今日は調理部の部活動がある日で授業時間も半日ということもあり、久しぶりに花菜は顔を出す予定であった。
「今日は部活動があるけど、裏技を使う日なんだ」
「おっ、調理部だけができるヤツっすな」
「えっ、裏技ってなに?」
花菜の答えに和樹は納得したが、二年からの友人は初めてなので不思議そうに聞き返していた。
「あのね、お昼を学校で作るんだよ」
「ああ……。だから調理部だけができるって……。裏技なんだ」
「ちょっとずるいよな。俺の分も作ってくれよ」
「もう! 和樹くんは、お弁当あるでしょ?」
花菜は朝に食材を持参し、家庭科準備室の冷蔵庫に閉まってきてある。
それを昼に調理して、出来立てをいただくという算段である。
今日は同様の考えを持った部員が複数名居たので、合同での昼食会となる予定であった。
食材をシェアして、一人でやるより少し豪勢になるのだ。
花菜は元々食材が余っても、響の所に持っていけばいいと考えていたので潤沢である。
「えぇ、なんだかいいなぁ。プチ調理実習みたいで楽しそう」
「実際楽しいよぉ。調理器具とかいっぱい使えるし、他の部員の人も来るから持ち寄った食材シェアして献立考えるのも楽しいし」
「俺も混ぜてくれよ……」
「吉田はもう、調理部を兼部しなよ……」
「いや、俺は調理部の面々に嫌われてるらしくてな……」
和樹は数度花菜を揶揄いに調理部の部活動に顔を出したことがあるのだが、部員達から烈火のごとく追い払われている。

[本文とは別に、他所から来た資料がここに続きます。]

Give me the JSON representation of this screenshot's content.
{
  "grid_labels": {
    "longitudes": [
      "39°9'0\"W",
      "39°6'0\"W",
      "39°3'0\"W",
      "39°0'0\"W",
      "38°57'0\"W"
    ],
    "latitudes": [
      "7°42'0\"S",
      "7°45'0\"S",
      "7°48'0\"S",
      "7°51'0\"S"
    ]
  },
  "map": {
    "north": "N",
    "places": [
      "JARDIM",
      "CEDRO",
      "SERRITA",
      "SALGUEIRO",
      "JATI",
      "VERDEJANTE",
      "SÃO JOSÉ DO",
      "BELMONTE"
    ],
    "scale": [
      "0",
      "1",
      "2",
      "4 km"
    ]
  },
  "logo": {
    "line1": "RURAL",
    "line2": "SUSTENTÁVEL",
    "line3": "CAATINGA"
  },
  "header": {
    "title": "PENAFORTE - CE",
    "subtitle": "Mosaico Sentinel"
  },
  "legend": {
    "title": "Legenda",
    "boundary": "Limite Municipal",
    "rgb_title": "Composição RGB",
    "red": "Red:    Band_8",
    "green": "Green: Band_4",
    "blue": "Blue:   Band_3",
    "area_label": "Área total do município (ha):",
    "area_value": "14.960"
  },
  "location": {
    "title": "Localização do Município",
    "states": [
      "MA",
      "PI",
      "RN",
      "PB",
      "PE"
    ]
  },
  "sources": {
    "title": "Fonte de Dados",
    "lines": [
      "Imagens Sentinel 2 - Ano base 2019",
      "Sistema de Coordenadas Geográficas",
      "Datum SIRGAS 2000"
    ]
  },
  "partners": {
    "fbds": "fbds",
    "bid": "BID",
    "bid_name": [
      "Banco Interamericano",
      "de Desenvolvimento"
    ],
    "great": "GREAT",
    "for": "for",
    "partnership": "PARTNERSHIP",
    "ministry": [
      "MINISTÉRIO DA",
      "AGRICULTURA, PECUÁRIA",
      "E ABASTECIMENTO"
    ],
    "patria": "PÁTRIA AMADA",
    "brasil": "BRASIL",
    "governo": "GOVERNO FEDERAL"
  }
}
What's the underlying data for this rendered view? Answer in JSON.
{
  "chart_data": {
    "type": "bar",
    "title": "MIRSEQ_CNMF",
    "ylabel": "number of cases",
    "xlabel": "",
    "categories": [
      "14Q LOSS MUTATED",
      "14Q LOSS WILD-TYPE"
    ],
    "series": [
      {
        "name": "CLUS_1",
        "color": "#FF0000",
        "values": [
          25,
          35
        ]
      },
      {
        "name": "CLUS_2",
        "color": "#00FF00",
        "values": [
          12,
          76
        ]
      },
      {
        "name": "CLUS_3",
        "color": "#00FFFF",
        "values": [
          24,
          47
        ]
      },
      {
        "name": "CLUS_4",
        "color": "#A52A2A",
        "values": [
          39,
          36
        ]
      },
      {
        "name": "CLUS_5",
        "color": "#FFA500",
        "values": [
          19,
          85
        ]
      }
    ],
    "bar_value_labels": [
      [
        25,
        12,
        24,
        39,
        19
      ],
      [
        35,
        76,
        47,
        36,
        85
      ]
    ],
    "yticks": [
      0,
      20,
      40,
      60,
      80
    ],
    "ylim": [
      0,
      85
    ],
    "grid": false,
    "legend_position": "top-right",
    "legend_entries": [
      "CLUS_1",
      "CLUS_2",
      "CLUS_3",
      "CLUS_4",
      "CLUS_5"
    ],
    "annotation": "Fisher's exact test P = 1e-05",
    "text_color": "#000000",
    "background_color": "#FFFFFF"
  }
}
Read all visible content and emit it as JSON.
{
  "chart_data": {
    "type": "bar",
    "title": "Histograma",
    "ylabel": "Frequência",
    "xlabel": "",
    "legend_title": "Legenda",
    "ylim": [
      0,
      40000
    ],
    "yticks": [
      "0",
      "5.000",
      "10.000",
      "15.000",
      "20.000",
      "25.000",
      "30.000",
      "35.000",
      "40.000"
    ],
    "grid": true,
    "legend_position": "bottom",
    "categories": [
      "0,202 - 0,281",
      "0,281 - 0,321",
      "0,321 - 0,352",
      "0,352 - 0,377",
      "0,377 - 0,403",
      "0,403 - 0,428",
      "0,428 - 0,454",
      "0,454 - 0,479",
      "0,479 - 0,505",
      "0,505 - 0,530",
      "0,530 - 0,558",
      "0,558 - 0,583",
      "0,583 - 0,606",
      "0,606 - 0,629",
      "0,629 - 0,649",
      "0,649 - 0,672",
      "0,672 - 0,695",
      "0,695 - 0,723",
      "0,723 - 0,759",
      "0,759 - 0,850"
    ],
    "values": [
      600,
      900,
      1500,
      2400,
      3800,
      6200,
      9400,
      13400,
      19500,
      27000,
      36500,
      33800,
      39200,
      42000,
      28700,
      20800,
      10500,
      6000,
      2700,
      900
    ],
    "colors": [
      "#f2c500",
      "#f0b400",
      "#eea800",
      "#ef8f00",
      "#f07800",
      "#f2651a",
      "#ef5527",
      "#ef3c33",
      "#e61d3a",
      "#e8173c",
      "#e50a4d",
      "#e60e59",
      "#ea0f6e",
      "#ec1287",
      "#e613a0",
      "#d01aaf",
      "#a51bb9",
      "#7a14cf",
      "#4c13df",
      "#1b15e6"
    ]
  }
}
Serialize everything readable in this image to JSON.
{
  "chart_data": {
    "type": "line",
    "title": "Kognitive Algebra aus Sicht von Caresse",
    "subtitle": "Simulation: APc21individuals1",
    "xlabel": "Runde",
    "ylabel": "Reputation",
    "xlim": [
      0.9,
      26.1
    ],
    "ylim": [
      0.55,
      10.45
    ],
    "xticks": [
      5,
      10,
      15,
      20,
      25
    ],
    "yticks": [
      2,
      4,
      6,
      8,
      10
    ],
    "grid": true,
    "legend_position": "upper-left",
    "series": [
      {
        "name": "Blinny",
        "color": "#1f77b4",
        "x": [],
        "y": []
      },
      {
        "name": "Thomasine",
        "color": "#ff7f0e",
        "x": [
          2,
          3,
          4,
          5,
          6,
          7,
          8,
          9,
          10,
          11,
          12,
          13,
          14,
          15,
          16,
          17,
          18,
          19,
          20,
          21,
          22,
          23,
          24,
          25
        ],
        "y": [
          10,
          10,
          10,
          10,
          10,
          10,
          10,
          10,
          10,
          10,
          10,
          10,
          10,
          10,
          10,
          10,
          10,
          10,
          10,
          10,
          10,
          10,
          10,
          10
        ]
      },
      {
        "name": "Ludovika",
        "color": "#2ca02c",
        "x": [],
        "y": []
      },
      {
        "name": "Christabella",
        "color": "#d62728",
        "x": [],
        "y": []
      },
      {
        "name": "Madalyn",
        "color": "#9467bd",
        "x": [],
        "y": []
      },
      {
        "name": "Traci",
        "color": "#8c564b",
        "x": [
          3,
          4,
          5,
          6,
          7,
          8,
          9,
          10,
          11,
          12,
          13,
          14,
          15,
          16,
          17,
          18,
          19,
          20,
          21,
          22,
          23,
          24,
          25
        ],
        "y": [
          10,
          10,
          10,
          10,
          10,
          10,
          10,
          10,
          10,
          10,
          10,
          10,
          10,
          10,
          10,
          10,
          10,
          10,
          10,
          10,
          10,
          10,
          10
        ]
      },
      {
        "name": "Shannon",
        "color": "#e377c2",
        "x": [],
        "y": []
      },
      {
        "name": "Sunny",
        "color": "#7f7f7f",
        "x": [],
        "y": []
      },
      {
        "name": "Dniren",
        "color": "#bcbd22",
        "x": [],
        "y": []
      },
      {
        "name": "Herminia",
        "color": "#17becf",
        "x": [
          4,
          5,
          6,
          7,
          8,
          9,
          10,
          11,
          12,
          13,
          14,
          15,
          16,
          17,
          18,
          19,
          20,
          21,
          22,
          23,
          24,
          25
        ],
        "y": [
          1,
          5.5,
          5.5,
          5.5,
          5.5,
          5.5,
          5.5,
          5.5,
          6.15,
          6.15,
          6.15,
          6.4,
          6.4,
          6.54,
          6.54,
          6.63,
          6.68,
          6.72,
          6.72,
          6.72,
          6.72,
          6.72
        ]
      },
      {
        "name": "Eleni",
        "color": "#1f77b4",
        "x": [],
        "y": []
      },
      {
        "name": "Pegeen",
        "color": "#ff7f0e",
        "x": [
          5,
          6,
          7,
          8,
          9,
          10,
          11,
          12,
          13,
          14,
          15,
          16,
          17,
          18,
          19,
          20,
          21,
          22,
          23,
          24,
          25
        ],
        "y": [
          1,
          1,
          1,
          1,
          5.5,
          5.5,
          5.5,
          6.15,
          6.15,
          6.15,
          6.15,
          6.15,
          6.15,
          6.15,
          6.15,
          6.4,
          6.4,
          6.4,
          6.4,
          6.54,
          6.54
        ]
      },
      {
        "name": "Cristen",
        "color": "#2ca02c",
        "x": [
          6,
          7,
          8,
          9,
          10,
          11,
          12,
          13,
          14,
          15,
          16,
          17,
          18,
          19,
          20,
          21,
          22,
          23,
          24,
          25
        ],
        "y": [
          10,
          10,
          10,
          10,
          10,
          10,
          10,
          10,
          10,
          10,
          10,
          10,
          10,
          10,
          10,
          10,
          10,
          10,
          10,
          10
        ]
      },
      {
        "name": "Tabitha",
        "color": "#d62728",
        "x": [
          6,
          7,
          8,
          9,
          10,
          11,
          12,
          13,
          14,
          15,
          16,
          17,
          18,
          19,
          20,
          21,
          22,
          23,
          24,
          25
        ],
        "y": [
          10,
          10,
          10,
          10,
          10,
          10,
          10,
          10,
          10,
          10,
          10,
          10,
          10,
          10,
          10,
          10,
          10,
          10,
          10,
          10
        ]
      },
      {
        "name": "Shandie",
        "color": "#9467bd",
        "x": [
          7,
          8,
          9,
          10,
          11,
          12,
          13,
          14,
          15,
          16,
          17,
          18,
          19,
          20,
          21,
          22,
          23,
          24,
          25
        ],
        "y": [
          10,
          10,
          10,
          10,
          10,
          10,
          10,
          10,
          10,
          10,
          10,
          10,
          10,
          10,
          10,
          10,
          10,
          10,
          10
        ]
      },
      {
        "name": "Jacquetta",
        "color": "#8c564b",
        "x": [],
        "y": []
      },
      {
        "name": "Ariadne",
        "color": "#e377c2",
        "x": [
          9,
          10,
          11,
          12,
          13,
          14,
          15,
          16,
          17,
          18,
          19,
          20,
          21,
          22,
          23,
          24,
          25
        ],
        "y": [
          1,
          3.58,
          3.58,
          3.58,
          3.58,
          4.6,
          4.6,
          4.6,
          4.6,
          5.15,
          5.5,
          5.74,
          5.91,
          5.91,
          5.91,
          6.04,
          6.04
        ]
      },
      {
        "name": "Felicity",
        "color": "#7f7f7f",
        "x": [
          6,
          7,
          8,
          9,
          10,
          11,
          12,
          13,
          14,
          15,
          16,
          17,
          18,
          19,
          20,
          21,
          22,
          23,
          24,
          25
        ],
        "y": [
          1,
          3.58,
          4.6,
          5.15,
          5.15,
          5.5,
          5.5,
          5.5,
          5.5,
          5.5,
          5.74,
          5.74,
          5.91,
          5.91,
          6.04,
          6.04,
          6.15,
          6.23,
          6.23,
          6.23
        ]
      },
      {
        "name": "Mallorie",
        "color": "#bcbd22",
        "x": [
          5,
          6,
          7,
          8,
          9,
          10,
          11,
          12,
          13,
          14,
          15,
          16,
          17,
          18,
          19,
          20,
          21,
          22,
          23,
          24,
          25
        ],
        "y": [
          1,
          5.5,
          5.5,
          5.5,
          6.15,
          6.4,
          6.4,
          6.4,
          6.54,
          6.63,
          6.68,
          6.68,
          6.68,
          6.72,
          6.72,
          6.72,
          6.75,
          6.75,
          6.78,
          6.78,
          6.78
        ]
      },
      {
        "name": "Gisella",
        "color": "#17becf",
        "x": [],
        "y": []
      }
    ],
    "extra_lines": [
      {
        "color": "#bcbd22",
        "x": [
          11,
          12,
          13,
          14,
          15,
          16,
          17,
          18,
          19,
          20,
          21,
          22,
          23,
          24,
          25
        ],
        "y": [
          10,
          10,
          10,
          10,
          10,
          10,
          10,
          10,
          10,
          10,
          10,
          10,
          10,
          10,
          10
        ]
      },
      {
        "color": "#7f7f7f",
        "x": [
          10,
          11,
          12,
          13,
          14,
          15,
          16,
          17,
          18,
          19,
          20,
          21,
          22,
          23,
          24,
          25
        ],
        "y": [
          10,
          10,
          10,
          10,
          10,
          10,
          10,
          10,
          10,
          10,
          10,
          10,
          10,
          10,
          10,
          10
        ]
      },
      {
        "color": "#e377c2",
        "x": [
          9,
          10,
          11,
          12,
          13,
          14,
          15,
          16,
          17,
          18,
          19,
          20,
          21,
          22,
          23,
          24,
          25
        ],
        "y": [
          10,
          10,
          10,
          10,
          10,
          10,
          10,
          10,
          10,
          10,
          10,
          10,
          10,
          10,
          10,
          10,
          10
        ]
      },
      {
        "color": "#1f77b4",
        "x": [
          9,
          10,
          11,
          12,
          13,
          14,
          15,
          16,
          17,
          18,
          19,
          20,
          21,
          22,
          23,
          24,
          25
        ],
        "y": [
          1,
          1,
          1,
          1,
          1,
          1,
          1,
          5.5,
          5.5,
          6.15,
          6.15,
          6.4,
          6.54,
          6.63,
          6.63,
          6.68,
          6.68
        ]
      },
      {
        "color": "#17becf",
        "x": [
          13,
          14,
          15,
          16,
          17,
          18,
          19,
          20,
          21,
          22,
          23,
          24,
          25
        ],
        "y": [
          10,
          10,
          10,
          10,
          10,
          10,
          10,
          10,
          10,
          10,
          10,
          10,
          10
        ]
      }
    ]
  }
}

花菜は、和樹がこれといってなにかしでかしたような記憶は無かった。
「あれ、私としては謎なんだけど……。和樹くん、なにかやったの?」
「いやぁ、そんなそんな! するわけないじゃないすか!」
そう言って和樹は両手を挙げて、無罪を主張する。
「うわぁ、なんだろう……。胡散臭い……」
友人からの率直な意見が和樹に向けられる。
「どうしよう、擁護できないよ和樹くん……」
「えっちょっ、花菜先生⁉ 俺を庇うのは、あんたの仕事だろ⁉」
花菜と友人の胡乱な瞳が和樹を見詰めていた。
和樹は必死な擁護を花菜に乞うのだった。
「私でもできることと、できないことがあるよ」
「今回、俺がなにかしでかしたかもしれないっつーのは……。あれすか……。庇えないレベルっつーことすか?」
花菜は和樹へのフォローを切って捨てた。
もちろん、和樹は抗議の声をあげる。
「そもそも和樹くんが胡散臭いっていうのは置いておくとしてだよ? 調理部の人達が理由もなく、あんなに人を毛嫌いするなんて考えられないもん……」
「えっ、そんなになんだ……。ちょっと、吉田……。謝りなよ……」
「待ってくれ、本当に聞いてくれ! 俺は無実なんだ! あと花菜、嘘でも幼馴染を胡散臭いとか言ってくれるなよ……」
完全に和樹が犯人の構図はできあがってしまっていた。
これはもう、覆りそうになかった。
哀れな男子高校生が一人ここに生まれた。
いや、もう既に生まれていたのかもしれない。
ずっとずっと、ここに居たのかもしれなかった。
なんだ、この扱いの悪い幼馴染キャラは……。